Hazra Avijit, Gogtay Nithya
Department of Pharmacology, Institute of Postgraduate Medical Education and Research, Kolkata, West Bengal, India.
Department of Clinical Pharmacology, Seth GS Medical College and KEM Hospital, Mumbai, Maharashtra, India.
Indian J Dermatol. 2017 Jan-Feb;62(1):18-24. doi: 10.4103/0019-5154.198047.
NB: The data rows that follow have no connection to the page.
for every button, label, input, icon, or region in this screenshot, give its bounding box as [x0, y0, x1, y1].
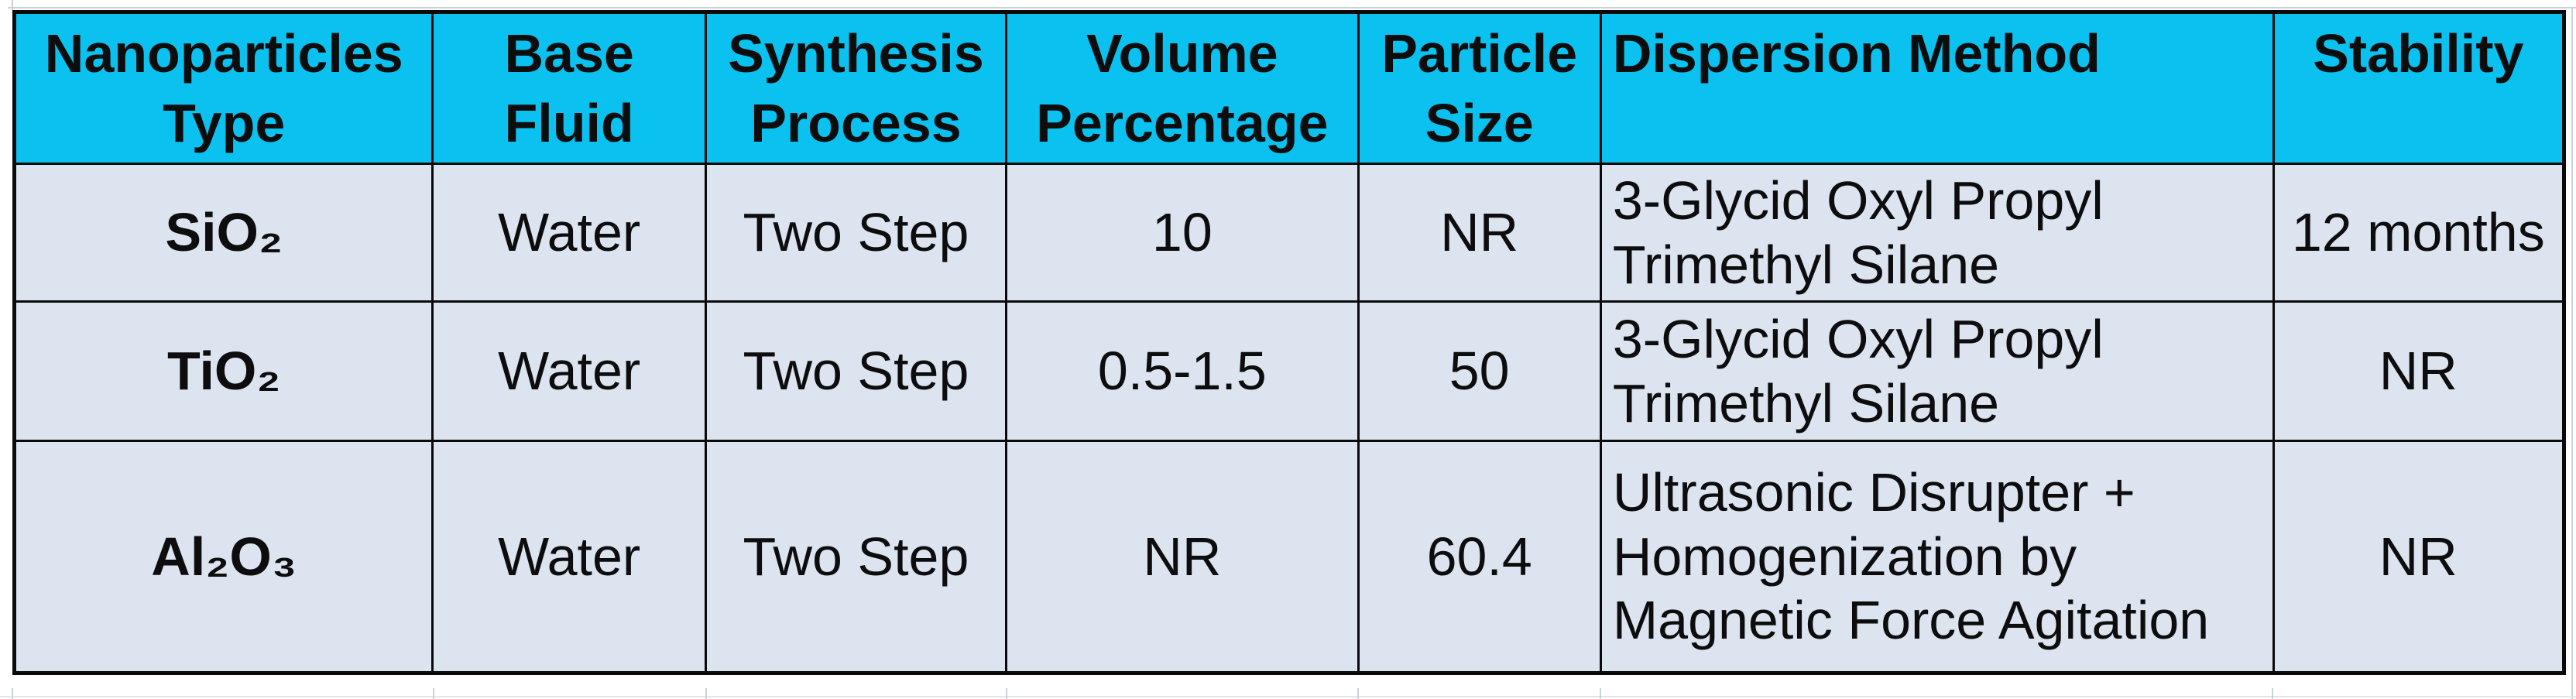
crop-artifact-stub	[433, 688, 434, 699]
crop-artifact-top-hairline	[8, 7, 2576, 9]
cell-volume-percentage: 10	[1005, 163, 1360, 303]
crop-artifact-stub	[2272, 688, 2273, 699]
header-cell-synthesis-process: Synthesis Process	[704, 11, 1008, 165]
cell-base-fluid: Water	[431, 300, 707, 442]
cell-nanoparticles-type: TiO₂	[12, 300, 434, 442]
cell-base-fluid: Water	[431, 440, 707, 674]
nanofluid-preparation-table: Nanoparticles Type Base Fluid Synthesis …	[12, 10, 2566, 675]
header-cell-volume-percentage: Volume Percentage	[1005, 11, 1360, 165]
cell-synthesis-process: Two Step	[704, 300, 1008, 442]
cell-dispersion-method: 3-Glycid Oxyl Propyl Trimethyl Silane	[1599, 163, 2275, 303]
table-row-sio2: SiO₂ Water Two Step 10 NR 3-Glycid Oxyl …	[12, 163, 2566, 303]
cell-particle-size: 50	[1357, 300, 1602, 442]
crop-artifact-bottom-hairline	[0, 696, 2576, 697]
crop-artifact-right-hairline	[2571, 7, 2573, 699]
cell-base-fluid: Water	[431, 163, 707, 303]
cell-stability: NR	[2272, 300, 2566, 442]
crop-artifact-stub	[12, 688, 13, 699]
header-cell-stability: Stability	[2272, 11, 2566, 165]
header-cell-particle-size: Particle Size	[1357, 11, 1602, 165]
header-cell-nanoparticles-type: Nanoparticles Type	[12, 11, 434, 165]
cell-particle-size: 60.4	[1357, 440, 1602, 674]
header-cell-base-fluid: Base Fluid	[431, 11, 707, 165]
table-row-tio2: TiO₂ Water Two Step 0.5-1.5 50 3-Glycid …	[12, 300, 2566, 442]
cell-volume-percentage: 0.5-1.5	[1005, 300, 1360, 442]
cell-synthesis-process: Two Step	[704, 163, 1008, 303]
crop-artifact-stub	[1357, 688, 1359, 699]
cell-stability: 12 months	[2272, 163, 2566, 303]
cell-nanoparticles-type: Al₂O₃	[12, 440, 434, 674]
crop-artifact-stub	[705, 688, 707, 699]
cell-dispersion-method: Ultrasonic Disrupter + Homogenization by…	[1599, 440, 2275, 674]
crop-artifact-stub	[1006, 688, 1007, 699]
crop-artifact-stub	[1600, 688, 1601, 699]
header-row: Nanoparticles Type Base Fluid Synthesis …	[12, 11, 2566, 165]
cell-dispersion-method: 3-Glycid Oxyl Propyl Trimethyl Silane	[1599, 300, 2275, 442]
header-cell-dispersion-method: Dispersion Method	[1599, 11, 2275, 165]
cell-stability: NR	[2272, 440, 2566, 674]
crop-artifact-stub	[12, 0, 13, 10]
table-row-al2o3: Al₂O₃ Water Two Step NR 60.4 Ultrasonic …	[12, 440, 2566, 674]
cell-volume-percentage: NR	[1005, 440, 1360, 674]
cell-synthesis-process: Two Step	[704, 440, 1008, 674]
cell-particle-size: NR	[1357, 163, 1602, 303]
cell-nanoparticles-type: SiO₂	[12, 163, 434, 303]
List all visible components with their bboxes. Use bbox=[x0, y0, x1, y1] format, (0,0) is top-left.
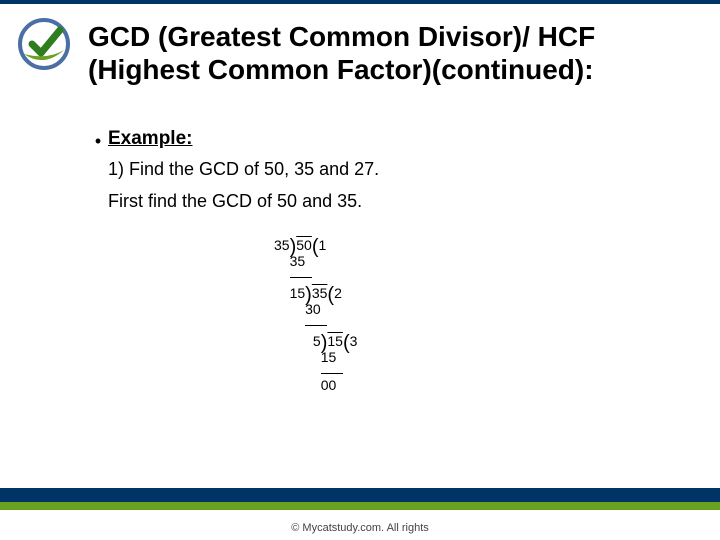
body-line-1: 1) Find the GCD of 50, 35 and 27. bbox=[108, 156, 680, 182]
slide-title: GCD (Greatest Common Divisor)/ HCF (High… bbox=[88, 20, 696, 86]
s2-quotient: 2 bbox=[334, 285, 342, 301]
content-area: • Example: 1) Find the GCD of 50, 35 and… bbox=[88, 128, 680, 214]
bullet-item: • Example: 1) Find the GCD of 50, 35 and… bbox=[88, 128, 680, 214]
slide: GCD (Greatest Common Divisor)/ HCF (High… bbox=[0, 0, 720, 540]
s3-dividend: 15 bbox=[327, 333, 343, 349]
copyright-text: © Mycatstudy.com. All rights bbox=[0, 522, 720, 534]
bullet-marker: • bbox=[88, 128, 108, 155]
footer-green-strip bbox=[0, 502, 720, 510]
s2-dividend: 35 bbox=[312, 285, 328, 301]
s3-remainder: 00 bbox=[321, 377, 337, 393]
s3-quotient: 3 bbox=[350, 333, 358, 349]
footer-dark-strip bbox=[0, 488, 720, 502]
body-line-2: First find the GCD of 50 and 35. bbox=[108, 188, 680, 214]
s3-divisor: 5 bbox=[313, 333, 321, 349]
s2-divisor: 15 bbox=[290, 285, 306, 301]
example-label: Example: bbox=[108, 128, 680, 150]
bullet-body: Example: 1) Find the GCD of 50, 35 and 2… bbox=[108, 128, 680, 214]
top-border bbox=[0, 0, 720, 4]
page-number: 56 bbox=[663, 514, 676, 528]
long-division-work: 35)50(1 35 15)35(2 30 5)15(3 15 00 bbox=[274, 234, 357, 392]
s1-dividend: 50 bbox=[296, 237, 312, 253]
s1-divisor: 35 bbox=[274, 237, 290, 253]
logo-icon bbox=[18, 18, 70, 70]
s1-quotient: 1 bbox=[319, 237, 327, 253]
footer-band bbox=[0, 488, 720, 510]
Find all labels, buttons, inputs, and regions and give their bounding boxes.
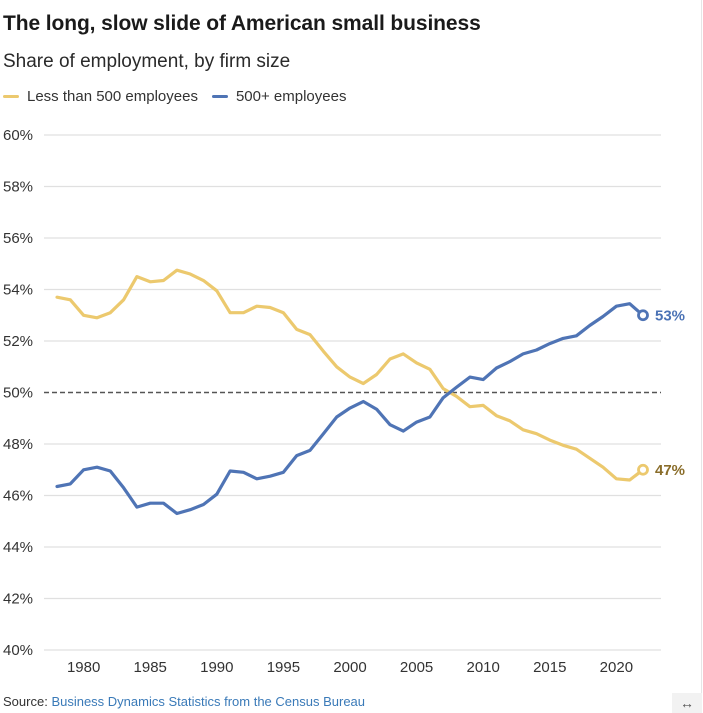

Crucial therapeutic decisions are based on diagnostic tests. Therefore, it is important to evaluate such tests before adopting them for routine use. Although things such as blood tests, cultures, biopsies, and radiological imaging are obvious diagnostic tests, it is not to be forgotten that specific clinical examination procedures, scoring systems based on physiological or psychological evaluation, and ratings based on questionnaires are also diagnostic tests and therefore merit similar evaluation. In the simplest scenario, a diagnostic test will give either a positive (disease likely) or negative (disease unlikely) result. Ideally, all those with the disease should be classified by a test as positive and all those without the disease as negative. Unfortunately, practically no test gives 100% accurate results. Therefore, leaving aside the economic question, the performance of diagnostic tests is evaluated on the basis of certain indices such as sensitivity, specificity, positive predictive value, and negative predictive value. Likelihood ratios combine information on specificity and sensitivity to expresses the likelihood that a given test result would occur in a subject with a disorder compared to the probability that the same result would occur in a subject without the disorder. Not all test can be categorized simply as "positive" or "negative." Physicians are frequently exposed to test results on a numerical scale, and in such cases, judgment is required in choosing a cutoff point to distinguish normal from abnormal. Naturally, a cutoff value should provide the greatest predictive accuracy, but there is a trade-off between sensitivity and specificity here - if the cutoff is too low, it will identify most patients who have the disease (high sensitivity) but will also incorrectly identify many who do not (low specificity). A receiver operating characteristic curve plots pairs of sensitivity versus (1 - specificity) values and helps in selecting an optimum cutoff - the one lying on the "elbow" of the curve. Cohen's kappa (κ) statistic is a measure of inter-rater agreement for categorical variables. It can also be applied to assess how far two tests agree with respect to diagnostic categorization. It is generally thought to be a more robust measure than simple percent agreement calculation since kappa takes into account the agreement occurring by chance.
关键的治疗决策基于诊断测试。因此,在将此类测试用于常规用途之前对其进行评估很重要。尽管血液检查、培养、活检和放射影像学检查等显然属于诊断测试,但不应忘记,特定的临床检查程序、基于生理或心理评估的评分系统以及基于问卷的评级也都是诊断测试,因此也值得进行类似的评估。在最简单的情况下,诊断测试会给出阳性(可能患病)或阴性(可能未患病)结果。理想情况下,所有患病者都应被测试分类为阳性,所有未患病者都应被分类为阴性。不幸的是,实际上没有测试能给出100%准确的结果。因此,撇开经济问题不谈,诊断测试的性能是根据某些指标来评估的,如敏感性、特异性、阳性预测值和阴性预测值。似然比结合了特异性和敏感性信息,以表达在患有某种疾病的受试者中出现给定测试结果的可能性与在未患该疾病的受试者中出现相同结果的概率之比。并非所有测试都能简单地归类为“阳性”或“阴性”。医生经常会接触到数值范围内的测试结果,在这种情况下,选择一个区分正常与异常的临界点需要进行判断。自然地,一个临界值应该提供最大的预测准确性,但在这里敏感性和特异性之间存在权衡——如果临界值设置得过低,它将识别出大多数患病患者(高敏感性),但也会错误地识别出许多未患病的患者(低特异性)。受试者工作特征曲线绘制敏感性与(特异性-1)值的成对数据,并有助于选择最佳临界点——位于曲线“肘部”的那个点。科恩kappa(κ)统计量是分类变量的评分者间一致性的一种度量。它也可用于评估两种测试在诊断分类方面的一致程度。一般认为它比简单的百分比一致性计算更可靠,因为kappa考虑了偶然出现的一致性。